The first and cheapest way to hide your affiliate links is using a JavaScript redirect page. This is where you hide your affiliate link in a page on your site using a simple JavaScript that redirects people to your link.

 

Affiliate Link or Hijackers
Affiliate Link “Hijackers”

 

It works great not to expose your “naked” affiliate link in your actual email messages and ezine ads, but, once people get redirected to the true affiliate link, many affiliate programs expose the affiliate link along with your ID in the browser address bar.

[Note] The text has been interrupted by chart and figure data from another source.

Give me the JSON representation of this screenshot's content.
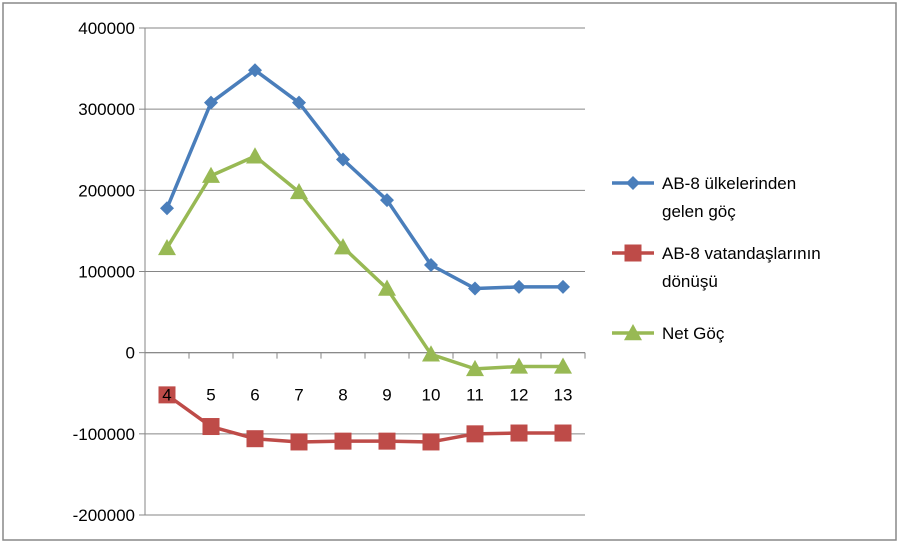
{
  "chart_data": {
    "type": "line",
    "title": "",
    "xlabel": "",
    "ylabel": "",
    "x": [
      "4",
      "5",
      "6",
      "7",
      "8",
      "9",
      "10",
      "11",
      "12",
      "13"
    ],
    "ylim": [
      -200000,
      400000
    ],
    "yticks": [
      400000,
      300000,
      200000,
      100000,
      0,
      -100000,
      -200000
    ],
    "ytick_labels": [
      "400000",
      "300000",
      "200000",
      "100000",
      "0",
      "-100000",
      "-200000"
    ],
    "grid": true,
    "legend_position": "right",
    "series": [
      {
        "name": "AB-8 ülkelerinden gelen göç",
        "legend_lines": [
          "AB-8 ülkelerinden",
          "gelen göç"
        ],
        "color": "#4a7ebb",
        "marker": "diamond",
        "values": [
          178000,
          308000,
          348000,
          308000,
          238000,
          188000,
          108000,
          79000,
          81000,
          81000
        ]
      },
      {
        "name": "AB-8 vatandaşlarının dönüşü",
        "legend_lines": [
          "AB-8 vatandaşlarının",
          "dönüşü"
        ],
        "color": "#be4b48",
        "marker": "square",
        "values": [
          -52000,
          -91000,
          -106000,
          -110000,
          -109000,
          -109000,
          -110000,
          -100000,
          -99000,
          -99000
        ]
      },
      {
        "name": "Net Göç",
        "legend_lines": [
          "Net Göç"
        ],
        "color": "#98b954",
        "marker": "triangle",
        "values": [
          129000,
          218000,
          242000,
          198000,
          130000,
          79000,
          -2000,
          -20000,
          -17000,
          -17000
        ]
      }
    ]
  }
}
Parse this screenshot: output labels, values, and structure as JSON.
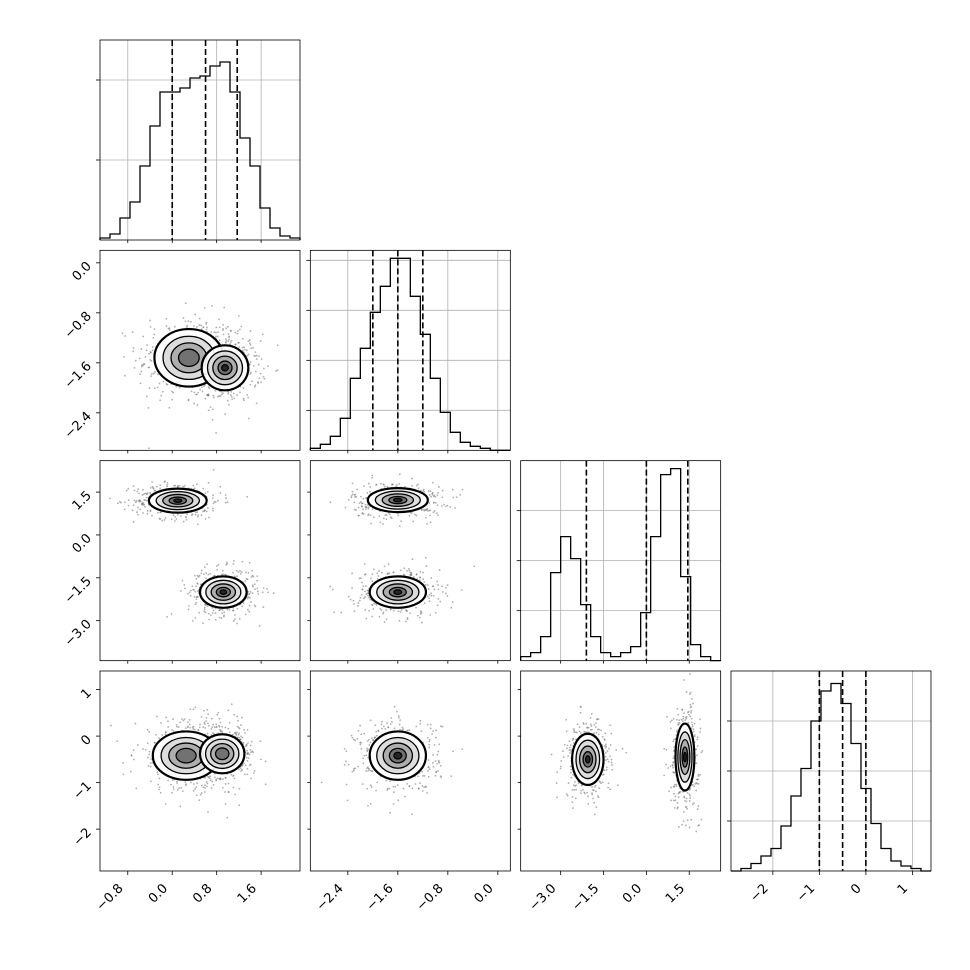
{
  "chart_data": {
    "type": "corner",
    "grid": true,
    "dims": [
      {
        "range": [
          -1.3,
          2.3
        ],
        "ticks": [
          -0.8,
          0.0,
          0.8,
          1.6
        ],
        "tick_labels": [
          "−0.8",
          "0.0",
          "0.8",
          "1.6"
        ],
        "quantiles": [
          0.0,
          0.6,
          1.17
        ],
        "hist": {
          "n_bins": 20,
          "heights": [
            0.01,
            0.03,
            0.11,
            0.19,
            0.37,
            0.57,
            0.74,
            0.74,
            0.76,
            0.81,
            0.82,
            0.87,
            0.89,
            0.74,
            0.51,
            0.37,
            0.16,
            0.06,
            0.02,
            0.01
          ],
          "ylim": [
            0,
            1.0
          ],
          "yticks": [
            0.4,
            0.8
          ]
        }
      },
      {
        "range": [
          -3.0,
          0.2
        ],
        "ticks": [
          -2.4,
          -1.6,
          -0.8,
          0.0
        ],
        "tick_labels": [
          "−2.4",
          "−1.6",
          "−0.8",
          "0.0"
        ],
        "quantiles": [
          -2.0,
          -1.6,
          -1.2
        ],
        "hist": {
          "n_bins": 20,
          "heights": [
            0.01,
            0.03,
            0.07,
            0.16,
            0.36,
            0.51,
            0.69,
            0.82,
            0.96,
            0.96,
            0.77,
            0.58,
            0.36,
            0.19,
            0.09,
            0.04,
            0.02,
            0.01,
            0.0,
            0.0
          ],
          "ylim": [
            0,
            1.0
          ],
          "yticks": [
            0.2,
            0.45,
            0.7,
            0.95
          ]
        }
      },
      {
        "range": [
          -4.4,
          2.6
        ],
        "ticks": [
          -3.0,
          -1.5,
          0.0,
          1.5
        ],
        "tick_labels": [
          "−3.0",
          "−1.5",
          "0.0",
          "1.5"
        ],
        "quantiles": [
          -2.1,
          0.0,
          1.45
        ],
        "hist": {
          "n_bins": 20,
          "heights": [
            0.02,
            0.04,
            0.12,
            0.44,
            0.62,
            0.51,
            0.28,
            0.12,
            0.04,
            0.02,
            0.04,
            0.07,
            0.24,
            0.62,
            0.93,
            0.96,
            0.42,
            0.08,
            0.02,
            0.0
          ],
          "ylim": [
            0,
            1.0
          ],
          "yticks": [
            0.25,
            0.5,
            0.75
          ]
        }
      },
      {
        "range": [
          -2.9,
          1.4
        ],
        "ticks": [
          -2,
          -1,
          0,
          1
        ],
        "tick_labels": [
          "−2",
          "−1",
          "0",
          "1"
        ],
        "quantiles": [
          -1.0,
          -0.5,
          0.0
        ],
        "hist": {
          "n_bins": 20,
          "heights": [
            0.0,
            0.01,
            0.03,
            0.06,
            0.09,
            0.18,
            0.3,
            0.41,
            0.6,
            0.72,
            0.75,
            0.67,
            0.51,
            0.33,
            0.19,
            0.09,
            0.04,
            0.02,
            0.01,
            0.0
          ],
          "ylim": [
            0,
            0.8
          ],
          "yticks": [
            0.2,
            0.4,
            0.6
          ]
        }
      }
    ],
    "density": {
      "1_0": {
        "blobs": [
          [
            0.3,
            -1.52,
            0.62,
            0.46,
            0.75
          ],
          [
            0.95,
            -1.68,
            0.42,
            0.36,
            1.0
          ]
        ]
      },
      "2_0": {
        "blobs": [
          [
            0.1,
            1.2,
            0.52,
            0.42,
            0.95
          ],
          [
            0.92,
            -2.0,
            0.42,
            0.55,
            1.0
          ]
        ]
      },
      "2_1": {
        "blobs": [
          [
            -1.6,
            1.22,
            0.48,
            0.42,
            1.0
          ],
          [
            -1.6,
            -2.0,
            0.45,
            0.55,
            0.97
          ]
        ]
      },
      "3_0": {
        "blobs": [
          [
            0.25,
            -0.42,
            0.6,
            0.52,
            0.85
          ],
          [
            0.9,
            -0.38,
            0.4,
            0.42,
            0.8
          ]
        ]
      },
      "3_1": {
        "blobs": [
          [
            -1.6,
            -0.42,
            0.45,
            0.52,
            1.0
          ]
        ]
      },
      "3_2": {
        "blobs": [
          [
            -2.05,
            -0.5,
            0.55,
            0.55,
            0.95
          ],
          [
            1.35,
            -0.45,
            0.33,
            0.72,
            1.0
          ]
        ]
      }
    }
  }
}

A better way to hide your affiliate links is using a zero-frame or “invisible” frame that masks the affiliate link by making it appear you are sending people to a page on your website. In reality, you are actually sending them to your affiliate link

Currently the best way to protect your affiliate commissions from ruthless hijackers is to use a combination of a zero- frame page along with URL encryption. This involves sending someone to URL that looks like a page on your site, but actually pulls in your  link like those “sub- domain” services. However, there’s one critical difference…

 

Encryption and Decryption
Encryption-and-Decryption

If someone does a “view >> source” in their browser, you have added protection in that all they will see is a jumble of computer code instead of your naked affiliate link.

Side Note:

Beware of cloaking scripts that use JavaScript to mask your affiliate link because they could malfunction in some web browsers.

Here’s the bottom line: if you are going to sell through other people’s affiliate programs, never send a “naked” affiliate link.  you’re just asking for people to hijack or bypass you if you do.

If you want to get paid more often through your affiliate links. Then  make sure it’s not obvious you’re referring people to an affiliate link. If they can’t easily see how to hijack or bypass your link. A lot more people who would have taken the money out of your pocket will just go ahead and buy through your link – which is, after all, the whole point.